Ingredients:
- 1 cup (225g) unsalted grass-fed butter
- 1/2 cup (100g) coconut sugar
- 1/4 cup (50g) cane sugar
- 1 large egg
- 1 large egg yolk
- 1 tbsp pure vanilla bean paste
- 1 3/4 cups (220g) all-purpose flour
- 1/2 cup (50g) fine-ground pistachio flour
- 1 tsp baking soda
- 1/2 tsp flaky sea salt
- 1 cup (170g) 72% dark chocolate chunks
- 3/4 cup (100g) roasted, salted pistachios, roughly chopped
Instructions:
- Melt the butter in a light-colored skillet over medium heat.
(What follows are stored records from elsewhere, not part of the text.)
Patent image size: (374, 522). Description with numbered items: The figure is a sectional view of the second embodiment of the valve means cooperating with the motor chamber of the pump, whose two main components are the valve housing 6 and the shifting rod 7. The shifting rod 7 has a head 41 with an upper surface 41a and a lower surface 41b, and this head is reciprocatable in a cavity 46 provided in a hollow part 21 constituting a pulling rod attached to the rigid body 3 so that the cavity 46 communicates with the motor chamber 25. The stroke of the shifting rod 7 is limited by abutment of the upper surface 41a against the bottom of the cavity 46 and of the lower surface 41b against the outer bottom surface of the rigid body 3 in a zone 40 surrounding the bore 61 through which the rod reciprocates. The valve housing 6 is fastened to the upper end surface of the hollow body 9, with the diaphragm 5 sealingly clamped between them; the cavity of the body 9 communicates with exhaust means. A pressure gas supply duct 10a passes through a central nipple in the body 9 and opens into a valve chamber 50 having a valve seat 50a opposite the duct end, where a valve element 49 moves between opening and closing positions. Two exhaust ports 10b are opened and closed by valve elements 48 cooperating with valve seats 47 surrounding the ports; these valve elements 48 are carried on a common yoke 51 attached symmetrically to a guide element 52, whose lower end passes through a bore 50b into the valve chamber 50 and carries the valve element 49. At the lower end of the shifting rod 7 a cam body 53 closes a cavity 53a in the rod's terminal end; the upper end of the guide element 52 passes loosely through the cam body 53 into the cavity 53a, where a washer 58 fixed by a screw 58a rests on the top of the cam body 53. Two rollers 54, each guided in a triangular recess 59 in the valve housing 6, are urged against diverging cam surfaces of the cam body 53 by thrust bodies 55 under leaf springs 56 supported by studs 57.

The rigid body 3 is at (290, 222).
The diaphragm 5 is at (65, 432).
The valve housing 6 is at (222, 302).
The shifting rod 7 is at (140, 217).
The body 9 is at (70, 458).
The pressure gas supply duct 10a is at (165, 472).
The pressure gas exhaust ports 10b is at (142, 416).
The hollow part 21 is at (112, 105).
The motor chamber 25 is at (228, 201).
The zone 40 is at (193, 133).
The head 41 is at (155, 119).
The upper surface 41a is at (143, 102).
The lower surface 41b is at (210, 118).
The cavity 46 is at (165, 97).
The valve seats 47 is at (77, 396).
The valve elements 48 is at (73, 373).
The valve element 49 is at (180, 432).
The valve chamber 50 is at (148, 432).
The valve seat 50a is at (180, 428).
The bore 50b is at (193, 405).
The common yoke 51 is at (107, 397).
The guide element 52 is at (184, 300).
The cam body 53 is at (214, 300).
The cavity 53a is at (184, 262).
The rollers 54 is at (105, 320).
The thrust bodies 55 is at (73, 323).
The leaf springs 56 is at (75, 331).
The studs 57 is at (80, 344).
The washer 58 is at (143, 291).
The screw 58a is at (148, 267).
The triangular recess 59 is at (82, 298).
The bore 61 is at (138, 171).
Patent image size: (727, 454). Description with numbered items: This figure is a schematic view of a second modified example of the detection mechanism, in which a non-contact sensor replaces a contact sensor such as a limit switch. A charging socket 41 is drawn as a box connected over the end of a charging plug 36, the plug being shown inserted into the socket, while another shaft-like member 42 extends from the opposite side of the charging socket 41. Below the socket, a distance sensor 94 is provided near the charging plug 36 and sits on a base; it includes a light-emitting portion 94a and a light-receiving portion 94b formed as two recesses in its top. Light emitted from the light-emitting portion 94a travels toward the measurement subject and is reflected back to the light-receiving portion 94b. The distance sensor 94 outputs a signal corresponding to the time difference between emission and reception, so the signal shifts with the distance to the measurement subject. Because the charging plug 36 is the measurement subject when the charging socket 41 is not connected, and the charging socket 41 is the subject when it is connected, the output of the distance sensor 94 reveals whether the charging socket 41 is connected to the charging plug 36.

Whisk constantly as it foams until you see mahogany-colored flecks and smell a nutty aroma. Immediately pour into a cold bowl to stop the cooking process.
- Add the coconut sugar and cane sugar to the warm browned butter. Whisk vigorously to combine.
- Incorporate the cold egg, egg yolk, and vanilla bean paste. Whisk at high speed until the mixture is fully emulsified and slightly lightened in color.
- Sift in the all-purpose flour, pistachio flour, baking soda, and sea salt. Fold gently until just a few streaks of flour remain.
- Fold in the dark chocolate chunks and the chopped roasted pistachios at the last second to maintain crunch and texture.
- Scoop dough into balls and place on a lined baking sheet. Bake for 10 minutes until the edges are golden and set, but the centers remain soft.